Importantly, how we measure success is unique to each of us and each of us only. One challenge is to use our own success measure and not one we feel we should accept due to family, societal of any other pressures.
Let us start.
It is day one of the new year.
It is time to write a review of the 2018 year as at 31 December.
This is not a writing error, I do mean 31 December 2018.
Place yourself on Monday 31 December 2018 and write down a review of the year exactly how you want it to be.
For example, is there any study you want to start, complete or progress? In my case, I will be writing:
“I am pleased to have completed my Journalism Degree. I was aware I took on a big load to complete it this year but I am glad I did and can now officially call myself a Journalist”.
Chances are you have some travel plans or ideas for 2018. I do too and today I will write something like:
“Having spent time in Chicago and St Louis, it was an easy flight to San Francisco for the AMTRACK connection to the Grand Canyon. The sheer size and raw beauty of the Canyon was beyond expectations. The contrast of the Grand Canyon with Yellowstone and Yosemite made all stops more spectacular.”
Can you see what I am getting at? I am writing my achievements about the year ahead as if they have already happened. Take my travel comments. I have already made a commitment to be in Chicago and I know precisely what dates I will be there and what I will be doing. It is what I then do in America that I need to plan and execute.
It s not only the big-ticket items that are addressed.

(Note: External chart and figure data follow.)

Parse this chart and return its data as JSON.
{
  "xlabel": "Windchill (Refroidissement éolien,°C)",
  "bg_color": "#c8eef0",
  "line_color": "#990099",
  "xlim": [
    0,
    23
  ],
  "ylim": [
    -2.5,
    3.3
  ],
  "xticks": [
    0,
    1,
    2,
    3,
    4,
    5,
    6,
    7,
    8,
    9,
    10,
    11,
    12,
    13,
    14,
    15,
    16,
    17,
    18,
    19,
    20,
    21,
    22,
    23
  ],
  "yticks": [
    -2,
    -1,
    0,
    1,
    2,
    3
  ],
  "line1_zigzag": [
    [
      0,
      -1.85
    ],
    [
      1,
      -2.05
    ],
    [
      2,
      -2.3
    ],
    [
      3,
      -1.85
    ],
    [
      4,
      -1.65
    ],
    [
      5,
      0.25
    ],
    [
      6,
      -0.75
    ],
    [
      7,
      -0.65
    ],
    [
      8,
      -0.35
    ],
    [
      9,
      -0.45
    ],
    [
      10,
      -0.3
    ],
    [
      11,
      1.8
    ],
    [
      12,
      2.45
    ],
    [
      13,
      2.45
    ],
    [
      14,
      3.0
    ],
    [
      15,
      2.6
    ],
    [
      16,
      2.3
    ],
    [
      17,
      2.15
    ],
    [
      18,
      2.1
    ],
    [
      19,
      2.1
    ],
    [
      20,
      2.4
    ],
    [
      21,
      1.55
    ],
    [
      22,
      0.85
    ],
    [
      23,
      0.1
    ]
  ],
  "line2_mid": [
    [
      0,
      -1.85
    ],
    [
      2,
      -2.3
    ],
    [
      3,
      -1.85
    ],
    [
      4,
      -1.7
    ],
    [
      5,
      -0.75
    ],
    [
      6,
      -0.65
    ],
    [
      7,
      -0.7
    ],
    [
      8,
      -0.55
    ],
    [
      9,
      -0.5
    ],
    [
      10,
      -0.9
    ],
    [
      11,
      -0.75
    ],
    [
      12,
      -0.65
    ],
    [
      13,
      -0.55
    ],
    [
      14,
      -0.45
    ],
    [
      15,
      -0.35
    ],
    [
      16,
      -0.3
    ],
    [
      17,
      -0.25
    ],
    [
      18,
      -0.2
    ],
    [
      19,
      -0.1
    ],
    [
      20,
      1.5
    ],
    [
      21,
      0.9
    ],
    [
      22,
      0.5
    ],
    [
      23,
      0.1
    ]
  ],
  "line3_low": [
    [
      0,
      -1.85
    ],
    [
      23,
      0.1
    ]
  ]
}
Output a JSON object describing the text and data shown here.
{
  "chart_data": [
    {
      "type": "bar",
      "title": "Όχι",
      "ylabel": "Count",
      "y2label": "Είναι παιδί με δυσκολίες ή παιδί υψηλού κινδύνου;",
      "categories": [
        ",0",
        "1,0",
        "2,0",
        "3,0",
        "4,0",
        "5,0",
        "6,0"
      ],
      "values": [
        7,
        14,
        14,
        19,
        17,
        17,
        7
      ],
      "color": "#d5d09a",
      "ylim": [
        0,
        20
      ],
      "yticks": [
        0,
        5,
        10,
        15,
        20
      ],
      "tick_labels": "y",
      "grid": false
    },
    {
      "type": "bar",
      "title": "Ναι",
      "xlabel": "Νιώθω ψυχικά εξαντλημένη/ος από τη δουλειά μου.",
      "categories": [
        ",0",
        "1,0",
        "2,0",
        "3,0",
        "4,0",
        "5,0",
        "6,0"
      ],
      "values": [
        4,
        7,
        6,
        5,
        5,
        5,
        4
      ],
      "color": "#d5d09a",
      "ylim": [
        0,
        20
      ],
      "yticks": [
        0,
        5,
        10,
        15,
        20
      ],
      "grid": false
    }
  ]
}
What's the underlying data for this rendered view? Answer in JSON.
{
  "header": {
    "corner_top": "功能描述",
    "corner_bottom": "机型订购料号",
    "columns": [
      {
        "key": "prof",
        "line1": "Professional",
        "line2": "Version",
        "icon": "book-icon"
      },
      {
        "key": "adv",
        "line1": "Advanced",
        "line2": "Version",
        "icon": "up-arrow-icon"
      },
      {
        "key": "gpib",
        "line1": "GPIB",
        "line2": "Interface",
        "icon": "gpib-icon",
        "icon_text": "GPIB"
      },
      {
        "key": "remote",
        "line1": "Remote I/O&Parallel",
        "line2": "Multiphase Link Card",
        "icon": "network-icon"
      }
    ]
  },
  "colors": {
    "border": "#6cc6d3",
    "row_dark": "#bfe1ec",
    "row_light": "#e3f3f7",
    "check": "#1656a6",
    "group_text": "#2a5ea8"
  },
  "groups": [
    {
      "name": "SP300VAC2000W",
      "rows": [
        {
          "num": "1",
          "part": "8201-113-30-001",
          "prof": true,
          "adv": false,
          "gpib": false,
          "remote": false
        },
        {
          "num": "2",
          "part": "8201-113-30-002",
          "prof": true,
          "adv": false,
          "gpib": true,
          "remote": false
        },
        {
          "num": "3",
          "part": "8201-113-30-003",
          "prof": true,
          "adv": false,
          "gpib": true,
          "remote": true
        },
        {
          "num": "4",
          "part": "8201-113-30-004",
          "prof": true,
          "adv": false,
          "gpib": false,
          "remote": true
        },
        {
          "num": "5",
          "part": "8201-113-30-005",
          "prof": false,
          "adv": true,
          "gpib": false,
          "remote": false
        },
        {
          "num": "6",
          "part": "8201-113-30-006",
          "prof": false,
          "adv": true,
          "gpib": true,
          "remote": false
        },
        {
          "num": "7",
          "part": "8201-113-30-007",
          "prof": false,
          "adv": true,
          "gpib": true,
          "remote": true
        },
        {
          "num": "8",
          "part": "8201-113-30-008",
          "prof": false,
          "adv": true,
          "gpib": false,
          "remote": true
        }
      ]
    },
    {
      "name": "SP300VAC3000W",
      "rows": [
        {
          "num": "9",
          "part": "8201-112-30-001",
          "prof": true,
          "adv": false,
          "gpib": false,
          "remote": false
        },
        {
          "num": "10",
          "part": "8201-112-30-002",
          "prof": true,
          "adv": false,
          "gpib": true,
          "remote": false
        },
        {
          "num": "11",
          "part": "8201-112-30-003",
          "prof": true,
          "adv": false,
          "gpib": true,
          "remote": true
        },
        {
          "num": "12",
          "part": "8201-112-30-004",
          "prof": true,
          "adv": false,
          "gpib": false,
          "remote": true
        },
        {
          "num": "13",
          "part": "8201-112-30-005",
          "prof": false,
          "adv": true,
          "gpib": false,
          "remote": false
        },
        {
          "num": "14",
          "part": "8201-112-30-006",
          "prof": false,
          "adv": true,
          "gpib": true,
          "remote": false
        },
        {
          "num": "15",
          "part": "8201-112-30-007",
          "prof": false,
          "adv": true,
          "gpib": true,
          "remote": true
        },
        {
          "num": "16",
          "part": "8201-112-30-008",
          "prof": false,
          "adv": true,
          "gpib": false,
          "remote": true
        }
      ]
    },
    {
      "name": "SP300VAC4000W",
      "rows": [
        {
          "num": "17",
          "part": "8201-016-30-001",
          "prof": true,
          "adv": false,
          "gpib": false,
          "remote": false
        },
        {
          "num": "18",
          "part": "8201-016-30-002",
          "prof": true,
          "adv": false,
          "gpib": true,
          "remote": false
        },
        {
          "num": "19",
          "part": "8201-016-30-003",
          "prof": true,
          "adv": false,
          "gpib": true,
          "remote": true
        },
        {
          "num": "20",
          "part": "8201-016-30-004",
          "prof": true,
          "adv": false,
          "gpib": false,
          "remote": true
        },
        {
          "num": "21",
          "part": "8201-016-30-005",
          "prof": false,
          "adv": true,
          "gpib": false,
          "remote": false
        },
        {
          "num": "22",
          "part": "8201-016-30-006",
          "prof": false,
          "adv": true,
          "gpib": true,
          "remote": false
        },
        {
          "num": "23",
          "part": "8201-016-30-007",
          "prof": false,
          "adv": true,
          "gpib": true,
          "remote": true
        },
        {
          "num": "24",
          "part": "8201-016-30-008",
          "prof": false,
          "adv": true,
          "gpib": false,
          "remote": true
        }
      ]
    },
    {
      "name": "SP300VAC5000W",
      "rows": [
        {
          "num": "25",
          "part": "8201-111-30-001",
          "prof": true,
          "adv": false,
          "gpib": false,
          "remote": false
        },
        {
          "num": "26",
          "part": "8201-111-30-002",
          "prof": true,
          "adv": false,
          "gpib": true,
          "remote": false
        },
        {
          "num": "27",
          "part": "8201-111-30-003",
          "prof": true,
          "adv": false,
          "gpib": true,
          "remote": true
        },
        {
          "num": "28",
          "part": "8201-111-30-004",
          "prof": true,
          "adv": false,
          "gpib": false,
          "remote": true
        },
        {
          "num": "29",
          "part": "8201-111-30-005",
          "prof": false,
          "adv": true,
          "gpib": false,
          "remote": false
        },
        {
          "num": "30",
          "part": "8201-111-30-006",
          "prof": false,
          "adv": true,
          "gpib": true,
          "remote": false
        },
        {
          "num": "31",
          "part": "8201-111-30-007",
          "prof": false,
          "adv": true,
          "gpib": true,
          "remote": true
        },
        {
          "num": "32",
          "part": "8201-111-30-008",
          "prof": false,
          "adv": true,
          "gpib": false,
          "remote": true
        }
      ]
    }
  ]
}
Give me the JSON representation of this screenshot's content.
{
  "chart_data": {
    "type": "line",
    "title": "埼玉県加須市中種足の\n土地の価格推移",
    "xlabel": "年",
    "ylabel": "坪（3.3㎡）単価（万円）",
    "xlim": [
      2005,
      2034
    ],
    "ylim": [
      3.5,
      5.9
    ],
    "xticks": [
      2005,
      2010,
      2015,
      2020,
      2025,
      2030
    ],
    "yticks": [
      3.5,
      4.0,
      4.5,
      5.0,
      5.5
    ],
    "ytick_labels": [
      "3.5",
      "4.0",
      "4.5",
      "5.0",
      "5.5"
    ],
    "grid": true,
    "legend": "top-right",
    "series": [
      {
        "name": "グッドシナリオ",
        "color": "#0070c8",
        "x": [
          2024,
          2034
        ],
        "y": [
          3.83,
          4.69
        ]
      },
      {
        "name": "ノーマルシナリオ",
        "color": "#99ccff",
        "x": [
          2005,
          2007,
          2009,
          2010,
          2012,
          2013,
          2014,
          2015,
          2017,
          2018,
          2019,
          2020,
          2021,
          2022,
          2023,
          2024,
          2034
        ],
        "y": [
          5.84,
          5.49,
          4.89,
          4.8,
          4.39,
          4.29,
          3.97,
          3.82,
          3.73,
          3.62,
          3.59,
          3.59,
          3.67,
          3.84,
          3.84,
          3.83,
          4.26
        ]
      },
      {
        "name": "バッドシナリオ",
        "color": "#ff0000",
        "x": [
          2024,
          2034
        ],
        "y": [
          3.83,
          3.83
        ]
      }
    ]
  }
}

Like many others, you may have become very competent in accumulating "stuff". I certainly have and will be writing:
“I have finished 2018 far less cluttered than I started it. The decision that I would not buy an article of clothing without first discarding two old items has made a huge difference to my physical environment and proved almost liberating”.
Then again, perhaps this is a big-ticket item after all.
No matter what their age, perhaps there is something to write about your relationship with parents or children.
A possible example might be:
Committing to being less judgemental and more trusting towards those closest has proved very positive for our relationship and sense of fun and joyfulness as a family unit.
Concerning health, I will be writing much the same as I have for the last 10 years:
“I finish the year fitter, stronger and healthier physically, mentally and spiritually than I was on this day last year”.
This process is not difficult however it can be challenging. It certainly takes honesty and even a little bravery. You may choose to share the review of your year ahead but equally, you may keep it to yourself. It matters more that you do it.
Recording the future as if it has actually happened is a powerful tool and places in you mind the seeds to be grown throughout the year. The difficulty many face when doing this the first time is slipping back in to writing in the form of an objective or a wish. There should not be words like “I plan to”, “I intend to” or “I will”.
By all means visit your document on a regular basis however avoid the temptation to edit it because chances are any change will be less aspirational than what you write today.
One final suggestion. Take a notebook and pen to write your year in review. Anecdotal evidence suggests this is more powerful and authentic than using a keyboard. You may even start a new notebook and then use it for daily journaling, which is another good habit to get in to.
I use an A5 size hardcover notebook which is also easy to take with me and I do take it, pretty much everywhere I go.